French sources report that two people were injured and that the explosions affected several shacks; the extent of the damage was, fortunately, minor, but the risk of more fires breaking out will continue to be high.
Firefighters arrived on the scene within half an hour, escorted by police. A spokesperson for the local government said that police presence was requested after several refugees began throwing stones at the intervening vehicles.
The incident was filmed by Ryan Blum, an American student who was conducting interviews in the refugee camp. “As I was leaving my car, I heard a giant explosion and a huge gust of black smoke,” he told BuzzFeed News.
There was panic, it was pandemonium. There was a human stampede to escape the fire, and many of us were pushed over.
Wild Fire
Sunday’s incident may signal a growing phenomenon in refugee camps across Europe this winter.
This is already the fifth time in recent weeks that a fire has broken out in Calais, and on 21 October a fire in a refugee camp in Slovenia burnt down several tents after 2,000 people arrived at the camp in one night alone. The fire was put out by firefighters, and refugees were evacuated by Slovenian riot police.
In the Slovenian camp, as in Calais, refugees have started to light fires in order to fend off the cold, but the state of their precarious encampments is such that these fires can easily get out of hand.
Given the present conditions of overcrowded, makeshift camps and poor or non-existent heating facilities, it is no wonder that fires get out of control. Temperatures are dropping – yet in October alone 218.000 refugees crossed the Mediterranean.
Winter is coming
The camp in Calais, dubbed ‘the jungle’, is already a makeshift home for around 6.000 people, but the conditions there are verging on the inhuman as the weather takes a turn for the worse.

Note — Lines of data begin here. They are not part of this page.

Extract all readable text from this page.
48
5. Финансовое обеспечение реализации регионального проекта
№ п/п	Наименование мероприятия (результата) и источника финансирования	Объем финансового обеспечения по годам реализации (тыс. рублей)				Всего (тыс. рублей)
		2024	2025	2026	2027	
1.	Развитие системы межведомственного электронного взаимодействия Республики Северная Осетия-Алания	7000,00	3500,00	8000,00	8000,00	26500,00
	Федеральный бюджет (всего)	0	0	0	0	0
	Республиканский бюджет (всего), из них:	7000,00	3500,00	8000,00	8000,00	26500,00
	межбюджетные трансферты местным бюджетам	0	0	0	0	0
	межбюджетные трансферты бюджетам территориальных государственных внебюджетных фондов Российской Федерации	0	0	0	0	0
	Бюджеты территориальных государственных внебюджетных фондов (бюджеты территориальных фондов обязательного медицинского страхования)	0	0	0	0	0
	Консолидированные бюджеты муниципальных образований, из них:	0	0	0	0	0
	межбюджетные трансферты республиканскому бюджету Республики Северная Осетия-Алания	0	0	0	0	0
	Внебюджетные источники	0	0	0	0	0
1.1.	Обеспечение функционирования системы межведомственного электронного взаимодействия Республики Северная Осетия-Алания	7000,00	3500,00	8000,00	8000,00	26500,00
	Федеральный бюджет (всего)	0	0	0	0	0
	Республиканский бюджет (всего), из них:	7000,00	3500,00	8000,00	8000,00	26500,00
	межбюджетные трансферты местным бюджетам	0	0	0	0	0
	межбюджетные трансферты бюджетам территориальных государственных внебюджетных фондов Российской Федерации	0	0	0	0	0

An emergency appeal put forward last week by NGOs on the ground has been approved by the local government, which is now bound by law to take urgent measures to improve living conditions in the camp, according to a local media outlet. The evidence is piling up, the ‘jungle’ is not fit for anyone.
And yet a government inquiry ruled out the possibility of an epidemic, declaring that everything is under control. The report goes on to specify that refugees in the ‘jungle’ are allowed to be seen by doctors for up to 5 minutes each.
In previous years, the influx of migrants and refugees into Europe was already in decline by October. This year however things are very different, and refugees will need much more than firefighters and riot police from our governments.